Cette initiative sympathique de Bittarelli témoigne de l’attachement que tous ces sportifs portent à la boxe qu’ils ont pratiquée à un haut niveau et dans le meilleur esprit de camaraderie. Comment ne pas saluer cette démarche émouvante de celui qui est arrivé avec ses parents en 1963 à Lausanne, à l’âge de 13 ans, en provenance de Castiglion del Lago, près de Perugia (Ombrie). Jeune déraciné, confronté à la dure réalité de l’immigration, il fut d’abord livreur de pizzas à vélo, ce qui aurait pu en faire un très bon coureur cycliste mais il choisit de s’inscrire au CLB alors entraîné par Alessandro Zanini qui faisait plusieurs fois par semaine le déplacement de Genève !

S’appuyant sur de magnifiques qualités techniques, Bittarelli fit une très belle carrière. D’abord chez les amateurs où il fut finaliste du championnat d’Italie1970 après avoir été battu à deux reprses en finale du championnat de Suisse : en 1969 par le cogneur Walter Blaser, puis en 1970, mais plus par les juges alémaniques que par le policier bernois Rindlisbacher… Il disputa 80 matches avant de passer professionnel en 1972. A son palmarès, 21 combats (13 succès, 4 nuls, 4 défaites). Il fit match nul avec les Français Pascal Zito et Guy Vercoutter (1ère série) et battit le Bernois Max Hebeisen avant de s’incliner à Paris devant Louis Acariès, futur champion de France et d’Europe, qui affichait cinq kilos de plus que lui ! Il se retira en 1977 à 27 ans après un dernier match nul avec l’Italien Venturi.
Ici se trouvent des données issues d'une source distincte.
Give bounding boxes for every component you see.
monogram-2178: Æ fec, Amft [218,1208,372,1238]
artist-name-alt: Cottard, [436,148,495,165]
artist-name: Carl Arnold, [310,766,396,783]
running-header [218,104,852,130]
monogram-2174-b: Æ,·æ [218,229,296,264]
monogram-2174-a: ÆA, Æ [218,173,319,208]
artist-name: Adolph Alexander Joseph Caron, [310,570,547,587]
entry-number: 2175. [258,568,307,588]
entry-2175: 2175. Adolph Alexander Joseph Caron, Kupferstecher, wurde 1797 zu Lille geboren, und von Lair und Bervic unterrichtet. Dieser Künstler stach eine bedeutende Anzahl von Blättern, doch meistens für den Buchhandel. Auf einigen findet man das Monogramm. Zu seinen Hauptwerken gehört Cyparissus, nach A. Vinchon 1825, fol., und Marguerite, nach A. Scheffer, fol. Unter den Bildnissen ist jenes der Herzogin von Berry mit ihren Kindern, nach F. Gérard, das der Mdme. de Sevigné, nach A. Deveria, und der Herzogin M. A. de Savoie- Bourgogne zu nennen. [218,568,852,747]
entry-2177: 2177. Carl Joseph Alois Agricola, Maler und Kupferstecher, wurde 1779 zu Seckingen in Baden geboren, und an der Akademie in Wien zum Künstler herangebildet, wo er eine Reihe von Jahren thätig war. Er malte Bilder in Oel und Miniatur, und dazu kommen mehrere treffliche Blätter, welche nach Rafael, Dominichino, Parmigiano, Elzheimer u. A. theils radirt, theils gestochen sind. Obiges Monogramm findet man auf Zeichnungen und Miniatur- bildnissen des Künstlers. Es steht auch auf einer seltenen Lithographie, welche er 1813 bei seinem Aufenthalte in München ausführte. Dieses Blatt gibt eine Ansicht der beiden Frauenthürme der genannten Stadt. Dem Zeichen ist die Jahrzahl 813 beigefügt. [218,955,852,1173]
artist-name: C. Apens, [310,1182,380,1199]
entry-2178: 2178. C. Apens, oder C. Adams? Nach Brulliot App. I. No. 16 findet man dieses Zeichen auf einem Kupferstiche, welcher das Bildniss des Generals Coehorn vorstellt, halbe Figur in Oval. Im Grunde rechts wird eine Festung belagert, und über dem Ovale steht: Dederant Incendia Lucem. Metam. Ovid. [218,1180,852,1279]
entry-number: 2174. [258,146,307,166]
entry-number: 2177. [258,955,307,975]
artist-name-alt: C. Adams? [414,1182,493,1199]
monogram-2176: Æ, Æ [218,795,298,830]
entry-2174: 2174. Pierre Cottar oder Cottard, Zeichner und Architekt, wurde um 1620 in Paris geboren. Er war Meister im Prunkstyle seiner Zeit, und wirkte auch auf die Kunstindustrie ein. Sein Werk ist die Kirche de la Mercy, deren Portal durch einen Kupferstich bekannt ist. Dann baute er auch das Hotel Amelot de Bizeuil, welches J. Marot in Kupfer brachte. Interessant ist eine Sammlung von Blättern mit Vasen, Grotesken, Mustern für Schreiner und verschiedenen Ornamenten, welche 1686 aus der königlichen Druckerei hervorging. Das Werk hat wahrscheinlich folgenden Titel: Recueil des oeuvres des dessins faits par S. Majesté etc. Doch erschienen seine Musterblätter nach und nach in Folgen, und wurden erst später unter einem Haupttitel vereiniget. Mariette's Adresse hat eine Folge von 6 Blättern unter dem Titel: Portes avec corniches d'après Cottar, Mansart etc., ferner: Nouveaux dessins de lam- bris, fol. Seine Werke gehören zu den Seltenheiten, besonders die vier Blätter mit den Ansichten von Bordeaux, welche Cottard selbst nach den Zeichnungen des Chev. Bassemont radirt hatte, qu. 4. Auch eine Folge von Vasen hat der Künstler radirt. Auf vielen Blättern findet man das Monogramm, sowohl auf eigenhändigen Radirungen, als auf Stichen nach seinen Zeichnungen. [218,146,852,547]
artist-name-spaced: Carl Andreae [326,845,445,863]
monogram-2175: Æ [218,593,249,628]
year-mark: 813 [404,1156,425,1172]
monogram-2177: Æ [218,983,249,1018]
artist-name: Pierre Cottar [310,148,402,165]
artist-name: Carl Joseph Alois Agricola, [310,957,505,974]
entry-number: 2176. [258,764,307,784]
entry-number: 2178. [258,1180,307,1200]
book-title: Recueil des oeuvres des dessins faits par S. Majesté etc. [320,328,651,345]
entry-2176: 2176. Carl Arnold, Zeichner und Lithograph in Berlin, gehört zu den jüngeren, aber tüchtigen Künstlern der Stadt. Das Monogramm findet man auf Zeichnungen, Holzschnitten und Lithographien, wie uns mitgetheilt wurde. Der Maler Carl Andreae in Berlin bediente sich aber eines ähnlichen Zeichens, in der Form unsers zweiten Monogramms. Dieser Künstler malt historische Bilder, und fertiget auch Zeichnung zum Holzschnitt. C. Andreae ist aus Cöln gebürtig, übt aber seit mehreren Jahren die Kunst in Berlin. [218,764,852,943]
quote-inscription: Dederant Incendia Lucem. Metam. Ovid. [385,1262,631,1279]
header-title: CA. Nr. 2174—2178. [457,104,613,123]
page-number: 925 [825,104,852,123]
Outre Bittarelli, ils furent plusieurs Italo-Suisses à avoir marqué ces années 1970 où la boxe en Suisse (notamment avec les Chervet, Blaser, Nussbaum) faisait l’actualité comme le football, le hockey sur glace et le ski. Entre 1973 et 1986, Antonio Torsello a rencontré tous les meilleurs Européens de l’époque : les Français Georges Warusfel, Alain Ruocco et Alain Marion, l’Autrichien Pachler, le Turc Kamachi, l’Espagnol Perico Fernandez et les Italiens Minchillo, multiple champion d’Europe et challenger mondial, Pira et à deux reprises Gianfranco Rosi, futur champion d’Europe et champion du monde, contre lequel il échoua en 1982 pour le titre italien des welters. Engagé le plus souvent comme mercenaire, il disputa au total 52 combats (26 succès, 26 défaites) jusqu’à l’âge de 37 ans.

Le super-welter Vicenzo Ungaro fut plus heureux. Après un début très encourageant (12 succès d’affilée), il marqua un peu le pas à mesure que l’opposition se renforçait. Il n’en réussit pas moins une très belle carrière et fut sacré champion d’Italie professionnel face à Luigi Marini en 1982, sa dernière saison. Auparavant il avait rencontré les frères Warusfel, Gilbert Cohen, Pascal Zito, le Britannique Maurice Hope, Luigi Minchillo et Perico Fernandez, tous deux champions d’Europe, ainsi que le redoutable Nino La Rocca. Au total, 33 combats disputés entre 1975 et 1982 (23 victoires, 10 défaites). Quant au poids léger Gerardo Del Guacchio, il fut professionnel entre 1974 et 1978 (6 succès, 3 nuls, 8 défaites).

Gageons que c’est dans une ambiance de fête et d’amitié qu’auront lieu ces retrouvailles entre les membres de cette joyeuse colonie italo-suisse qui a écrit quelques unes des belles pages du CLB. Les années ont passé mais les souvenirs sont toujours vivaces et avec le recul du temps ils n’en prennent que plus de saveur.